The woman had knocked the breath out of Pavli. Through the spatter of black spots in his vision, he could see the Scharfuhrer trying to break her grasp, to pull her away from him.

“Give them back to me!” The woman’s voice had turned into screaming, her head tilted back as the Scharfuhrer and another female guard dragged her along the side of the car. The first guard had regained her feet; standing in front, she leveled a backhand slap across the woman’s face. The Scharfuhrer let go of her arms, and she dropped to her knees on the gravel, the tangle of her hair falling across the angry mark reddening her cheek and jaw. Her spine bent catlike as sobbing tore from her throat.
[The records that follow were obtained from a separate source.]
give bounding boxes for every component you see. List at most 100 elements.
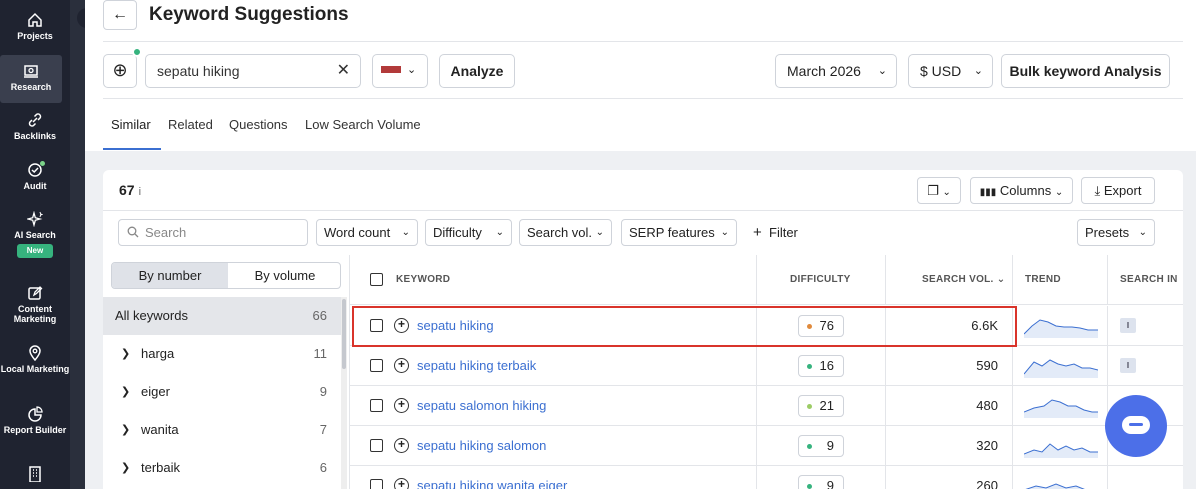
column-separator: [756, 346, 757, 386]
country-select[interactable]: ⌄: [372, 54, 428, 88]
top-bar: ← Keyword Suggestions ⊕ sepatu hiking ✕ …: [85, 0, 1196, 151]
columns-label: Columns: [999, 183, 1052, 198]
filter-search-vol[interactable]: Search vol. ⌄: [519, 219, 612, 246]
divider: [103, 210, 1183, 211]
presets-select[interactable]: Presets ⌄: [1077, 219, 1155, 246]
add-filter-button[interactable]: + Filter: [753, 219, 798, 246]
column-separator: [1012, 386, 1013, 426]
chevron-down-icon: ⌄: [942, 187, 951, 198]
flag-icon: [381, 66, 401, 73]
add-to-list-icon[interactable]: +: [394, 398, 409, 413]
group-item[interactable]: ❯ eiger 9: [103, 373, 341, 411]
add-keyword-button[interactable]: ⊕: [103, 54, 137, 88]
column-trend[interactable]: TREND: [1025, 255, 1061, 305]
row-checkbox[interactable]: [370, 479, 383, 489]
tab-related[interactable]: Related: [168, 117, 213, 132]
bulk-keyword-analysis-button[interactable]: Bulk keyword Analysis: [1001, 54, 1170, 88]
group-label: eiger: [141, 384, 170, 399]
filter-word-count[interactable]: Word count ⌄: [316, 219, 418, 246]
analyze-button[interactable]: Analyze: [439, 54, 515, 88]
group-item[interactable]: ❯ harga 11: [103, 335, 341, 373]
row-checkbox[interactable]: [370, 359, 383, 372]
groups-scrollbar-thumb[interactable]: [342, 299, 346, 369]
column-label: SEARCH VOL.: [922, 274, 994, 285]
sparkle-icon: [27, 211, 43, 227]
filter-difficulty[interactable]: Difficulty ⌄: [425, 219, 512, 246]
nav-content-marketing[interactable]: Content Marketing: [0, 285, 70, 324]
group-item[interactable]: ❯ wanita 7: [103, 411, 341, 449]
tab-similar[interactable]: Similar: [111, 117, 151, 132]
nav-label: Local Marketing: [0, 364, 70, 374]
table-row[interactable]: + sepatu hiking terbaik 16 590 I: [350, 346, 1183, 386]
back-button[interactable]: ←: [103, 0, 137, 30]
active-tab-indicator: [103, 148, 161, 150]
select-all-checkbox[interactable]: [370, 273, 383, 286]
column-separator: [885, 466, 886, 489]
row-checkbox[interactable]: [370, 439, 383, 452]
column-separator: [1012, 466, 1013, 489]
export-button[interactable]: ⤓ Export: [1081, 177, 1155, 204]
column-separator: [756, 426, 757, 466]
columns-icon: ▮▮▮: [979, 187, 997, 198]
divider: [103, 41, 1183, 42]
audit-status-dot: [40, 161, 45, 166]
trend-sparkline: [1024, 443, 1098, 458]
search-value: sepatu hiking: [157, 63, 240, 79]
table-row[interactable]: + sepatu hiking salomon 9 320: [350, 426, 1183, 466]
keyword-link[interactable]: sepatu hiking terbaik: [417, 346, 536, 386]
column-separator: [756, 466, 757, 489]
filter-search-input[interactable]: Search: [118, 219, 308, 246]
filter-label: Difficulty: [433, 225, 482, 240]
chat-bubble-icon: [1122, 416, 1150, 434]
column-difficulty[interactable]: DIFFICULTY: [790, 255, 851, 305]
columns-button[interactable]: ▮▮▮ Columns ⌄: [970, 177, 1073, 204]
column-keyword[interactable]: KEYWORD: [396, 255, 450, 305]
difficulty-value: 9: [826, 438, 834, 453]
nav-ai-search[interactable]: AI Search New: [0, 211, 70, 258]
add-to-list-icon[interactable]: +: [394, 358, 409, 373]
tab-low-search-volume[interactable]: Low Search Volume: [305, 117, 421, 132]
currency-select[interactable]: $ USD ⌄: [908, 54, 993, 88]
chevron-down-icon: ⌄: [720, 227, 729, 238]
nav-audit[interactable]: Audit: [0, 162, 70, 191]
filter-serp-features[interactable]: SERP features ⌄: [621, 219, 737, 246]
copy-button[interactable]: ❐ ⌄: [917, 177, 961, 204]
table-row[interactable]: + sepatu salomon hiking 21 480: [350, 386, 1183, 426]
by-volume-toggle[interactable]: By volume: [228, 263, 340, 288]
add-to-list-icon[interactable]: +: [394, 478, 409, 489]
search-placeholder: Search: [145, 225, 187, 240]
trend-sparkline: [1025, 483, 1085, 489]
nav-research[interactable]: Research: [0, 55, 62, 103]
location-pin-icon: [29, 345, 41, 361]
info-icon[interactable]: i: [139, 186, 141, 198]
difficulty-badge: 16: [798, 355, 844, 377]
keyword-link[interactable]: sepatu salomon hiking: [417, 386, 546, 426]
nav-label: Backlinks: [13, 131, 57, 141]
chat-launcher-button[interactable]: [1105, 395, 1167, 457]
clear-icon[interactable]: ✕: [337, 55, 350, 87]
nav-report-builder[interactable]: Report Builder: [0, 406, 70, 435]
column-search-intent[interactable]: SEARCH IN: [1120, 255, 1178, 305]
row-checkbox[interactable]: [370, 399, 383, 412]
filter-label: SERP features: [629, 225, 715, 240]
tab-questions[interactable]: Questions: [229, 117, 288, 132]
column-search-vol[interactable]: SEARCH VOL. ⌄: [922, 255, 1005, 305]
keyword-link[interactable]: sepatu hiking salomon: [417, 426, 546, 466]
group-all-keywords[interactable]: All keywords 66: [103, 297, 341, 335]
keyword-search-input[interactable]: sepatu hiking ✕: [145, 54, 361, 88]
nav-projects[interactable]: Projects: [0, 12, 70, 41]
by-number-toggle[interactable]: By number: [112, 263, 228, 288]
nav-backlinks[interactable]: Backlinks: [0, 112, 70, 141]
column-separator: [885, 426, 886, 466]
keyword-link[interactable]: sepatu hiking wanita eiger: [417, 466, 567, 489]
add-to-list-icon[interactable]: +: [394, 438, 409, 453]
group-sort-toggle: By number By volume: [111, 262, 341, 289]
difficulty-dot: [807, 364, 812, 369]
table-row[interactable]: + sepatu hiking wanita eiger 9 260: [350, 466, 1183, 489]
chevron-right-icon: ❯: [121, 386, 131, 398]
nav-more[interactable]: [0, 466, 70, 485]
nav-local-marketing[interactable]: Local Marketing: [0, 345, 70, 374]
difficulty-badge: 21: [798, 395, 844, 417]
group-item[interactable]: ❯ terbaik 6: [103, 449, 341, 487]
date-select[interactable]: March 2026 ⌄: [775, 54, 897, 88]
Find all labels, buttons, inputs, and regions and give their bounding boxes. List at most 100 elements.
The Scharfuhrer grabbed Pavli by the elbow and pushed him toward the asylum’s door. He twisted his neck to look back. “What’s wrong -”

“It’s none of your concern.” The Scharfuhrer ’s face was rigid with anger. “Get back to your work.” He shoved Pavli stumbling against the building’s front step, then turned and strode back to where the two female guards were hoisting the crying woman up between themselves.

The sausage that the Scharfuhrer had given Pavli, as payment for the photograph, had been dropped and trampled in the melee; the paper wrapping had come undone, its greasy contents smeared into the dirt. He didn’t care about that. When the shock had passed, he had recognized the woman, and had even known what she had been questioning him about: she was the mother of a pair of twins, nearly the youngest of all the Lazarene children who had been brought here with their parents. Toddlers, little more than a year old… but what had happened to them? Why had the woman been screaming and carrying on? There was no place in the asylum building where they could have strayed, where they wouldn’t have been found. Had someone taken them from her?

He looked up, aware of others watching him. In the windows above were the faces of the Lazarenes, the men peering out through the bars. He could just see, farther away, a few of the women held in the distant wing of the building.